Greathed Manor nursing home provides care and accommodation for up to 32 people. The home is a Grade 2 listed building. On the day of our inspection, 25 people were living in the home. Many people needed nursing care and/or were living with physical disabilities. Some people were living with dementia. The inspection took place on the 27 January 2016 and was unannounced.
A registered manager was in post. A registered manager is a person who has registered with the Care Quality Commission to manage the service. Like registered providers, they are ‘registered persons’. Registered persons have legal responsibility for meeting the requirements in the Health and Social Care Act 2008 and associated Regulations about how the service is run.
People and their relatives gave positive feedback about the service they or their family member received. People were very happy. One person said “They really look after me here.”
People told us care staff treated them properly and they felt safe. One person said; “Yes, I have felt safe and I’ve never lost anything.” Staff had written information about risks to people and how to manage these in order to keep people safe. One person had been assessed as being at risk of skin breakdown, we saw a skin risk action plan detailing actions for staff to undertake to minimise the risk to the person which detailed the appropriate pressure mattress settings, repositioning schedules, and reference to nutrition care plans to promote skin healing.
Incidents and accidents were fully investigated by the registered manager, and actions put in place to reduce the risk to people of accidents happening again such as people falling.
People received their medicines as they were prescribed and when they needed them. Processes were in place in relation to the correct storage, disposal and auditing of people’s medicines.
People and their families had been included in planning and agreeing to the care provided. People had an individual plan, detailing the support they needed and how they wanted this to be provided. Staff ensured people had access to healthcare professionals when needed. The care plans for people did not show thoroughly their nursing needs as these were kept separately and we recommended that the plans were joined to provide continuity in both health and social care.
People were kept safe. Staff had received training in safeguarding adults and were able to tell us about the different types of abuse and signs a person may show if they were being harmed. Staff knew the procedures to follow to raise an alert should they have any concerns or suspect abuse may have occurred.
Care was provided to people by a sufficient number of staff who were appropriately trained and deployed. People did not have to wait to be assisted. One person said; “I do think there are enough staff about.” Another person said “You never have to wait.”
Staff recruitment processes were robust and helped ensure the provider only employed suitable staff to care for people.

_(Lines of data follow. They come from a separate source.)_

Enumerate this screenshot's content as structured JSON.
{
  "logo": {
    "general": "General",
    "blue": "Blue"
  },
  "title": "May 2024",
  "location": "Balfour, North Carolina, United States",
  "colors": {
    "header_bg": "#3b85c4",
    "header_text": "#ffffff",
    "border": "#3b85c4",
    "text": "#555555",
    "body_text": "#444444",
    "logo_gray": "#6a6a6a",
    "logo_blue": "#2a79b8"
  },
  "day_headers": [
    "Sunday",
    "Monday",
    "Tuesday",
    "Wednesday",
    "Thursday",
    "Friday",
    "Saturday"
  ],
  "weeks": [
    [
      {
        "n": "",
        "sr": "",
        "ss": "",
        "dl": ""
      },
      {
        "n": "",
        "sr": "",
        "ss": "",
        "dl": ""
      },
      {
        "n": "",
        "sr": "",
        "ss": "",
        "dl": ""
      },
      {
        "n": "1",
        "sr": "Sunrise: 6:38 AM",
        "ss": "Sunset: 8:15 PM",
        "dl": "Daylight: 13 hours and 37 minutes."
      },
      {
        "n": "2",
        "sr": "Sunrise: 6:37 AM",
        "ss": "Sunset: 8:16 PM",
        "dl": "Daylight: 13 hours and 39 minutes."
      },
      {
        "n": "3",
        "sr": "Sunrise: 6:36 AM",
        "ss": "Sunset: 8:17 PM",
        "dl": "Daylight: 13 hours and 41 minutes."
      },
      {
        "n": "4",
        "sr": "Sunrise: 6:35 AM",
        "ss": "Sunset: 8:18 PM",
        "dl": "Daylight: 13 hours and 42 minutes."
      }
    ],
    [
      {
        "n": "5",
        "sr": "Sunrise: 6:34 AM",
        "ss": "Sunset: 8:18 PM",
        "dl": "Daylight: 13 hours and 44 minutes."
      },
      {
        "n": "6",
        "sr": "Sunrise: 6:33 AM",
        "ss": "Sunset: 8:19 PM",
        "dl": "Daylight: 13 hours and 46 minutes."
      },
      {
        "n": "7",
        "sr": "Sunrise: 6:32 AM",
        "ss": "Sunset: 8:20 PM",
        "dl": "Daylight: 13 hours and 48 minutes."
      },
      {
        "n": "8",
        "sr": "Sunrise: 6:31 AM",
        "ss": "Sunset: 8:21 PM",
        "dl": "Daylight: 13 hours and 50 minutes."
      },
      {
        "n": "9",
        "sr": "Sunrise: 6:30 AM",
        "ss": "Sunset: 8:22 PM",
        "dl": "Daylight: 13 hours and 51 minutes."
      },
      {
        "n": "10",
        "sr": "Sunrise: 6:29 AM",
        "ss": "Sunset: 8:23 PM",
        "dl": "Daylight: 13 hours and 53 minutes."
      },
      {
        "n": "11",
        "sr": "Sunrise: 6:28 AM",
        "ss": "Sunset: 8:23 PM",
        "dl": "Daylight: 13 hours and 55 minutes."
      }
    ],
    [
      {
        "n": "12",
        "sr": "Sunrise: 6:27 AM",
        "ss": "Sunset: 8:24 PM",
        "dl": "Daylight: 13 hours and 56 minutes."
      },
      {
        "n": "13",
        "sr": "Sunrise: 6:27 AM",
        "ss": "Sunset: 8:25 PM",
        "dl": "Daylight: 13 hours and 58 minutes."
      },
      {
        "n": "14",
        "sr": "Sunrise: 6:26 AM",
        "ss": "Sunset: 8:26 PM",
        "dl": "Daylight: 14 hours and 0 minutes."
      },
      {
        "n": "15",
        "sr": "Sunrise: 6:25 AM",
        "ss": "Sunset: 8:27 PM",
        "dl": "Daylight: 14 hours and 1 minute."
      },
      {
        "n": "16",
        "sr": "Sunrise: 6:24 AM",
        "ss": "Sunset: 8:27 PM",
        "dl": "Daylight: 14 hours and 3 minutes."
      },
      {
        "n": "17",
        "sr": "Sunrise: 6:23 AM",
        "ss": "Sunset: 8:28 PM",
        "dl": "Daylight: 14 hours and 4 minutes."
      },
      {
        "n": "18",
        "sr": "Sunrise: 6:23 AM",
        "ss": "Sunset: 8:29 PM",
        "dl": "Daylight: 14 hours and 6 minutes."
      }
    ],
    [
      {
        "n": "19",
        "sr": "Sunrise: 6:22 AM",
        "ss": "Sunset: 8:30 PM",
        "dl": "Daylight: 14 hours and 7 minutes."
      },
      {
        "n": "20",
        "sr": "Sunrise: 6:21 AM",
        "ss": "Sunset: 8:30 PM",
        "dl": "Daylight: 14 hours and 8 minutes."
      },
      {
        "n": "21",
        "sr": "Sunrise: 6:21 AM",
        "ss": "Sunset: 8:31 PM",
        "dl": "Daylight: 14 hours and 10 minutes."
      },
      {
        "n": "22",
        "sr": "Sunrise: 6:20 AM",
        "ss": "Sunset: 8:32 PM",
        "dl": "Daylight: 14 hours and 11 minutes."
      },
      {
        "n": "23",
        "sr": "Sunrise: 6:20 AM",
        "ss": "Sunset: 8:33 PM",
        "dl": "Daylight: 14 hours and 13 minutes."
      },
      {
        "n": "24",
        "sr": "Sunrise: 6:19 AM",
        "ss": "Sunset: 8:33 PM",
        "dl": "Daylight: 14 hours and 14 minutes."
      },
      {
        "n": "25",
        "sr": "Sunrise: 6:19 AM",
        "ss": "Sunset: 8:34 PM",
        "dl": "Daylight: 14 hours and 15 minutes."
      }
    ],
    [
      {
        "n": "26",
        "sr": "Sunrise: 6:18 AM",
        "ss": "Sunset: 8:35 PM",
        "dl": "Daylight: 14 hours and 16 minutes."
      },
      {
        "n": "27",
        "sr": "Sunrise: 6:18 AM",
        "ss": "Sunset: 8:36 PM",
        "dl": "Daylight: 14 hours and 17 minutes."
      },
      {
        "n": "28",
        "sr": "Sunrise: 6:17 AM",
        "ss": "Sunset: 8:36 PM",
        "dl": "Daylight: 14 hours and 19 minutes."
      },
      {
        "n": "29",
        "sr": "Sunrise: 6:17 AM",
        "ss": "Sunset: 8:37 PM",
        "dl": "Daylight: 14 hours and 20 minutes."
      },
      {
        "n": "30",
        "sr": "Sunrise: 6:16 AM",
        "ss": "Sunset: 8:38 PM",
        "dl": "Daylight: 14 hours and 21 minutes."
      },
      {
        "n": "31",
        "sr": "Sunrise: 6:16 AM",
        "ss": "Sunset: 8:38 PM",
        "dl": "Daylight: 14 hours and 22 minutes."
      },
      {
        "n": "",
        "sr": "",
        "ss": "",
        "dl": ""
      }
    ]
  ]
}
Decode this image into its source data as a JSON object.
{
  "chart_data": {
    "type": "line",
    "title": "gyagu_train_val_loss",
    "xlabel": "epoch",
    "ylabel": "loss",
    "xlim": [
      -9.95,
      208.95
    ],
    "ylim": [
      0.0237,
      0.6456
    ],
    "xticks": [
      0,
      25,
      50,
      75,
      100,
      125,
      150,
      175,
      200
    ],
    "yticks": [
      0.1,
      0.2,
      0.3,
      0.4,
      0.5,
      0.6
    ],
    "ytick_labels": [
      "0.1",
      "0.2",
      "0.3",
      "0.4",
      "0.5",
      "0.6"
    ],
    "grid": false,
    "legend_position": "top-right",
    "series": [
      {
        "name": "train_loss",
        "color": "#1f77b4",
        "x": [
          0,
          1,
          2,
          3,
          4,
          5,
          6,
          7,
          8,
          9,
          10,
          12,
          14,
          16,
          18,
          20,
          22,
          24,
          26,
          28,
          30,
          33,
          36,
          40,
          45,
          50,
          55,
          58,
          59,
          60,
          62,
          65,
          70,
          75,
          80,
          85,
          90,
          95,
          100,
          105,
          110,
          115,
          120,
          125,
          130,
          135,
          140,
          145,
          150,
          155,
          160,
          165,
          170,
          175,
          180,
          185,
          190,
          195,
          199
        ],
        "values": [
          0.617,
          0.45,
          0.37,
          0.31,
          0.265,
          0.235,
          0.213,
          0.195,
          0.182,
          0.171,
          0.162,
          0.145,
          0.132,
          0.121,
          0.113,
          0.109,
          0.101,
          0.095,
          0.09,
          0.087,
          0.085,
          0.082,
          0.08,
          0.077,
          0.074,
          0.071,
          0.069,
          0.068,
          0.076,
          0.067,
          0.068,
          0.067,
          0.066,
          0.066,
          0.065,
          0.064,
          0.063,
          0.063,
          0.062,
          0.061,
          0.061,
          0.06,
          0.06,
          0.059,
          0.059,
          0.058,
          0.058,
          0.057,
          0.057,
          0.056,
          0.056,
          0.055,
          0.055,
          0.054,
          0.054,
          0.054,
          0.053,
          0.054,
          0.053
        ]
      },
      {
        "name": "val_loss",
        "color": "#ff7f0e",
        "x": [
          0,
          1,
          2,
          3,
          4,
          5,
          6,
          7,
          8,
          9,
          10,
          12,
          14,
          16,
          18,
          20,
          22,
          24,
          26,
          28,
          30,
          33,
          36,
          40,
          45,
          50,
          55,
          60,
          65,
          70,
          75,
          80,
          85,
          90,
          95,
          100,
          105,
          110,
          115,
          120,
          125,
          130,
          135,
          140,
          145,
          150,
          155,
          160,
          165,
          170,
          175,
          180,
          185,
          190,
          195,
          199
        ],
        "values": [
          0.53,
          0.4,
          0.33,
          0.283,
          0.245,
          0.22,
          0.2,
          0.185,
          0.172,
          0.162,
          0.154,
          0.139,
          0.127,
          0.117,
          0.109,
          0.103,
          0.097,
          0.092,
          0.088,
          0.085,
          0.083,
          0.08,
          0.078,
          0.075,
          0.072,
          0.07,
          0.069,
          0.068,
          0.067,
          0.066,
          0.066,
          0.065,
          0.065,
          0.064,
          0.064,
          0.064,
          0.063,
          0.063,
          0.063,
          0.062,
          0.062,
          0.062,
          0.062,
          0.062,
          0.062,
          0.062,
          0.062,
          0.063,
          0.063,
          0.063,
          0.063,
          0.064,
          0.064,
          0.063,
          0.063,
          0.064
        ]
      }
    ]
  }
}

The Mental Capacity Act 2005 (MCA) provides a legal framework for making particular decisions on behalf of people who may lack the mental capacity to do so for themselves. The Act requires that as far as possible people make their own decisions and are helped to do so when needed. When people lack mental capacity to take particular decisions, any made on their behalf must be in their best interests and as least restrictive as possible. Were they compliant with MCA, not clear here?
People can only be deprived of their liberty to receive care and treatment when this is in their best interests and legally authorised under the MCA. The application procedures for this in care homes and hospitals are called the Deprivation of Liberty Safeguards (DoLS).We checked whether the service was working within the principles of the MCA, and whether any conditions on authorisations to deprive a person of their liberty were being met. Related assessments and decisions had been properly taken.
Staff had the specialist training they needed in order to care for people who lived with epilepsy or needed support in end of life care. Staff demonstrated best practice in their approach to the care, treatment and support people received.
People were provided with a choice of freshly cooked meals each day and facilities were available for staff to make or offer people snacks at any time during the day or night. Specialist diets to meet medical or religious or cultural needs were provided where necessary.
People were treated with kindness, compassion and respect. Staff took time to speak with the people who they supported. We observed some positive interactions and it was evident people enjoyed talking to staff. People were able to see their friends and families as they wanted and there were no restrictions on when relatives and friends could visit. One relative said; “There are all sorts of nice things happening.” Some activities were available. Some people enjoyed an activity on the day of the inspection. However, there were not enough activities provided for people specific to their needs or for those people who were nursed in bed. We have made a recommendation about this in the main body of our report.
People’s views were obtained by holding residents’ meetings and sending out an annual satisfaction survey. People knew how to make a complaint. Complaint procedures were up to date and people and relatives told us they would know how to make a complaint if they needed to. The policy was in an easy to read format to help people and relatives know how to make a complaint if they wished. Staff knew how to respond to a complaint should one be received.
The provider had quality assurance systems in place, including regular audits on health and safety, infection control and medication. The registered manager met CQC registration requirements by sending in notifications when appropriate. We found both care and staff records were stored securely and confidentially.